After the retreat of Neanderthals across the European continent, modern humans made their way to this cave and began to create the first known works of pictorial art: buffalos surging across the rock background, rhinoceroses doing battle, lions searching for mates and dark-maned horses cantering, reports The New York Times.
Twenty years after these cave paintings were discovered near the Ardèche River in south-central France, they remain closed to the public for preservation’s sake. But on Saturday, a replica built nearby at a cost of $59 million will open, allowing the public to approximate the experience of the cave explorers who found the paintings.

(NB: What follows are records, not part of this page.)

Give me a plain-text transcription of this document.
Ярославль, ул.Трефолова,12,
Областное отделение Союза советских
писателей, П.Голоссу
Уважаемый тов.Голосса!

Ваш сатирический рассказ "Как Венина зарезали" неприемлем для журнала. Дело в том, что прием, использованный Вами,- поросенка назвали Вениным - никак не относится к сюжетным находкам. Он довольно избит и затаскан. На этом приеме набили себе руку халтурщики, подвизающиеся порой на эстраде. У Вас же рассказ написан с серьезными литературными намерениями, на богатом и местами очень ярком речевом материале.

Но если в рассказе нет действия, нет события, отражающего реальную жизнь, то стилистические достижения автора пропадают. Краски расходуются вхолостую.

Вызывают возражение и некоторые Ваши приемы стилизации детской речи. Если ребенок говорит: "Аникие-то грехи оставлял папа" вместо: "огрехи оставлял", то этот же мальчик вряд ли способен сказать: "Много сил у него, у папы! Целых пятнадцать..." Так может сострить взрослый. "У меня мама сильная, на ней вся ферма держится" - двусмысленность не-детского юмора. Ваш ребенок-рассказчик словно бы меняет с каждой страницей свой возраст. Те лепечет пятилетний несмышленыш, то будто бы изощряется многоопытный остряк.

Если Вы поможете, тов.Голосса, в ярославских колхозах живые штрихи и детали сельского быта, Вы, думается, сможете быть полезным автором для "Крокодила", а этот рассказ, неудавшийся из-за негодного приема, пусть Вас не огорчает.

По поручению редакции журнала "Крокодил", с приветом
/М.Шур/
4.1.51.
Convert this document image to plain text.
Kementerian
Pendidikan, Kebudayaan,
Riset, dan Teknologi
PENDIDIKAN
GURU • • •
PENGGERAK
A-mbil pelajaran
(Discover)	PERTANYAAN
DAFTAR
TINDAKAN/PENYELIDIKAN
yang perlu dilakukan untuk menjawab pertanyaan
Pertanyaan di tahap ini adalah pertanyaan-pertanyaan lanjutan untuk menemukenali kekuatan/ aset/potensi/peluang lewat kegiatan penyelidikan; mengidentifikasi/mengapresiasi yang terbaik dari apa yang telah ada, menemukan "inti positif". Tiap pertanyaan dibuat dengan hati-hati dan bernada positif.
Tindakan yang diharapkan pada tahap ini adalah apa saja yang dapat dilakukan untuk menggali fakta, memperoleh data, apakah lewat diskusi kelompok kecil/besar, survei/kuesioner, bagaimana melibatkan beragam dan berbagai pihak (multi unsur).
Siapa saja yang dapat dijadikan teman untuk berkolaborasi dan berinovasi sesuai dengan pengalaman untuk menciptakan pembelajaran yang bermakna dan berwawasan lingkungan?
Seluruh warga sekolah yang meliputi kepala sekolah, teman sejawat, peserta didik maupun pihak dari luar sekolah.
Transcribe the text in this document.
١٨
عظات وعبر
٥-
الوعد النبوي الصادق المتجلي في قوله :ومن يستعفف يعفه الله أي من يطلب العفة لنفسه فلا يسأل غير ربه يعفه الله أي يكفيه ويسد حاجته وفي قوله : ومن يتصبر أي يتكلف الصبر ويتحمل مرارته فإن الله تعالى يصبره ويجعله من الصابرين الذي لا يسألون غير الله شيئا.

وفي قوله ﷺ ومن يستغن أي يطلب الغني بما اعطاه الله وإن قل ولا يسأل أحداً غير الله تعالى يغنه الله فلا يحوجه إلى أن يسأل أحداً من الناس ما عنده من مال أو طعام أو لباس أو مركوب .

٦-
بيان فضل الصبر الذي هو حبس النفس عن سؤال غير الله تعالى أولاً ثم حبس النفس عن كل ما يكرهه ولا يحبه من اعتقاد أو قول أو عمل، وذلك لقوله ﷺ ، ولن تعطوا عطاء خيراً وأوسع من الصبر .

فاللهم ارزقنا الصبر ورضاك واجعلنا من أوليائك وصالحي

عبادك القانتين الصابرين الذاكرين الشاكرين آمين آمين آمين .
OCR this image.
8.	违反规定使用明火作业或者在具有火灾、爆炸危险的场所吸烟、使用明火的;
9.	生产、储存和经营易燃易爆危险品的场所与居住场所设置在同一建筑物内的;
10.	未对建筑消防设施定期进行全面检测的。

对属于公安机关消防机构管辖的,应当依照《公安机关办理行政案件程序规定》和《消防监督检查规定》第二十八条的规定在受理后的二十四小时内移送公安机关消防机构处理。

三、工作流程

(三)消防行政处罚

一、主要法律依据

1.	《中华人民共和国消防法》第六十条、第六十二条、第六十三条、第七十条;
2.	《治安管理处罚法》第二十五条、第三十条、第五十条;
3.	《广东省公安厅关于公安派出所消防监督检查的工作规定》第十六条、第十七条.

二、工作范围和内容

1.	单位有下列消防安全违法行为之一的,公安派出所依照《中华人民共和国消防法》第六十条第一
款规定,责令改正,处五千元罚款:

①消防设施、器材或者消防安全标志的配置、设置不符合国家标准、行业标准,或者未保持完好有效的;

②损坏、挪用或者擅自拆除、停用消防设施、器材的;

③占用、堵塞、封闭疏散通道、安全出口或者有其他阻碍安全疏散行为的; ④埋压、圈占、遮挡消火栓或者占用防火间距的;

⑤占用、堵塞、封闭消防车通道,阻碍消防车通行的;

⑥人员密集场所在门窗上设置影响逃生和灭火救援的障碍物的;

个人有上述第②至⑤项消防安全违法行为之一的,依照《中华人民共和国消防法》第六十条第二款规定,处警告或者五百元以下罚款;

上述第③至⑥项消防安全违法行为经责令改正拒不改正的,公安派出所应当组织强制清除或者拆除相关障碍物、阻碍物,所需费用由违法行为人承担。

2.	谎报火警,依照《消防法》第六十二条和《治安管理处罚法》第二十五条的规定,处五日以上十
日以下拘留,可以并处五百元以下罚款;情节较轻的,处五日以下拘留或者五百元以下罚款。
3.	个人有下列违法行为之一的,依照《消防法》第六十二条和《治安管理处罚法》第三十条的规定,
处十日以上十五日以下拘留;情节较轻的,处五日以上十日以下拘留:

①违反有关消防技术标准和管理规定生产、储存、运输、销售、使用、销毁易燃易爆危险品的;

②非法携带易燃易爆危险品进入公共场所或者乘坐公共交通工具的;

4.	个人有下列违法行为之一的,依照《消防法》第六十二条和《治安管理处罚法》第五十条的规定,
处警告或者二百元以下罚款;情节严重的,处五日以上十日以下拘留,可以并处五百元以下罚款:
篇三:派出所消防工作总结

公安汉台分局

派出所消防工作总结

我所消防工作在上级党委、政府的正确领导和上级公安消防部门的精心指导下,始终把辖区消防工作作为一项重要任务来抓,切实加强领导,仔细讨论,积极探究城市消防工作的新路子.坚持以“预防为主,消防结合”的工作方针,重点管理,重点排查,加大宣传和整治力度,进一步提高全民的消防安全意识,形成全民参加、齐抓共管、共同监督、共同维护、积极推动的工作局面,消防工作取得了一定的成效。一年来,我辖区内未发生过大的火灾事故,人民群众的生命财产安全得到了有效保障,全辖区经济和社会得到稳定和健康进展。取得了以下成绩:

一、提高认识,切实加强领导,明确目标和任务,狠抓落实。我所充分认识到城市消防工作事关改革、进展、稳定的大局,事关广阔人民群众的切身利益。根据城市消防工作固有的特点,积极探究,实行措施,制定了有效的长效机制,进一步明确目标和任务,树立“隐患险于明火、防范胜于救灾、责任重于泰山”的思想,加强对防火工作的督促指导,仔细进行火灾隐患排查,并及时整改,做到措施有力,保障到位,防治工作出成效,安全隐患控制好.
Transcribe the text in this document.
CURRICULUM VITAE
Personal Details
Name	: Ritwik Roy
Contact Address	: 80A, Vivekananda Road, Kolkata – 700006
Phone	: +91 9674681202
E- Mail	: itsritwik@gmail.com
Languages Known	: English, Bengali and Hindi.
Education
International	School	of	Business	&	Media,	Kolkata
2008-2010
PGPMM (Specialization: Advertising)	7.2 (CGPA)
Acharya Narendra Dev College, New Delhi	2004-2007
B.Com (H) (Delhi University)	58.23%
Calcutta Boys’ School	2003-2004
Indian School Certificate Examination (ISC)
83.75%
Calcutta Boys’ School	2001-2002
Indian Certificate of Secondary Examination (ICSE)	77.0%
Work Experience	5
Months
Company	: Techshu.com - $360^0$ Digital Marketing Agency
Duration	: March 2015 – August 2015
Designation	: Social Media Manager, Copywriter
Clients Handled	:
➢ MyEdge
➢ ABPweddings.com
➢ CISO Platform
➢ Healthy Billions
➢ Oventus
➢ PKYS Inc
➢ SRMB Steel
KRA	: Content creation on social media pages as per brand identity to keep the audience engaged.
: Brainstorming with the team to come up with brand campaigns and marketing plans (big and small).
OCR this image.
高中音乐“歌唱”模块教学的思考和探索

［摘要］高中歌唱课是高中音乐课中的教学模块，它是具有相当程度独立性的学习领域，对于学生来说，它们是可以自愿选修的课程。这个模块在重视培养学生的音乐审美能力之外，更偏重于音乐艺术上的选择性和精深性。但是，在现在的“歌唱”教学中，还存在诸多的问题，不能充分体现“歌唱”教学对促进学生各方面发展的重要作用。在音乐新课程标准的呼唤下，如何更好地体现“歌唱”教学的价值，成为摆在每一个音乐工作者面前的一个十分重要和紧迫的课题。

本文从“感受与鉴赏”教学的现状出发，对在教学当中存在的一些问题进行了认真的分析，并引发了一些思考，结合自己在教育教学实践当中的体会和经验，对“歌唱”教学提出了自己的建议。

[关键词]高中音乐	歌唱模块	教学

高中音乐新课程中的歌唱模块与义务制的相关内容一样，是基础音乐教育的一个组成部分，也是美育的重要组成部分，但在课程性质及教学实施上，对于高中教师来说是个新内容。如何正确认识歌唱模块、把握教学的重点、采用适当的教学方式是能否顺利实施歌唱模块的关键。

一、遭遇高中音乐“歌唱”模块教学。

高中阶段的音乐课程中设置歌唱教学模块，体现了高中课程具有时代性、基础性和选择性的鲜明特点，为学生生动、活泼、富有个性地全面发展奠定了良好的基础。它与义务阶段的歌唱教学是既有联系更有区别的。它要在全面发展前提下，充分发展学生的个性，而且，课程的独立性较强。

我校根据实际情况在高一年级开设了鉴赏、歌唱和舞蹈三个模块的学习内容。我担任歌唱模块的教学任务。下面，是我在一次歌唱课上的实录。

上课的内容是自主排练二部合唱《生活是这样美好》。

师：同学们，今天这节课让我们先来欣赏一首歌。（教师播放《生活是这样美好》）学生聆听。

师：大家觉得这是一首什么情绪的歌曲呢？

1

The rock art in the Chauvet cave, created 32,000 to 36,000 years ago, puts flesh and fur and character onto a world previously known largely through fossil remains. Although archaeologists have recorded the impulse to create art in markings on rock and carved beads as far back as 75,000 years ago, the workmanship in these cave paintings is of another order. The subject matter, the animal world, is familiar, creating a remarkable feeling of connection with the distant past. The paintings are among the world’s most celebrated prehistoric artworks, featured in Werner Herzog’s 2011 3-D movie, “Cave of Forgotten Dreams.”
“The skill of these artists, the painting, is amazing,” said Jean Clottes, the French archaeologist who first authenticated the cave for France’s culture ministry.
“The walls are covered with engravings; the bison here appears to have eight legs — it’s as if he’s running,” Mr. Clottes said, gesturing toward a figure on the rock behind him as he walked through the replica of the cave with journalists before its official opening.
The first step in making the replica was erecting scaffolding and then covering it with a mortar that simulated the rock surface of the original cave. Photographs of the original paintings were projected onto the surface of the newly created rock. Artists led by, among others, Gilles Tosello, an expert in this prehistoric era who is also trained in the plastic arts, painstakingly copied the paintings with the same materials the original artists also used, charcoal made from Sylvester pine trees and ocher paint made from minerals.
While the paintings have been reproduced at the same size as the originals, the replica over all is slightly less than half the size of the 91,000-square-foot Chauvet cave. Kléber Rossillon, the company that manages the replica site, is planning to have groups of up to 30 enter every few minutes with a guide.
Marie Badisa, the Culture Ministry’s curator for the cave, views the Chauvet paintings as “a true conceptual artistic representation.” The sense of movement the artists captured has been described as “prehistoric cinema,” she said as she led four journalists on a rare visit to the original cave.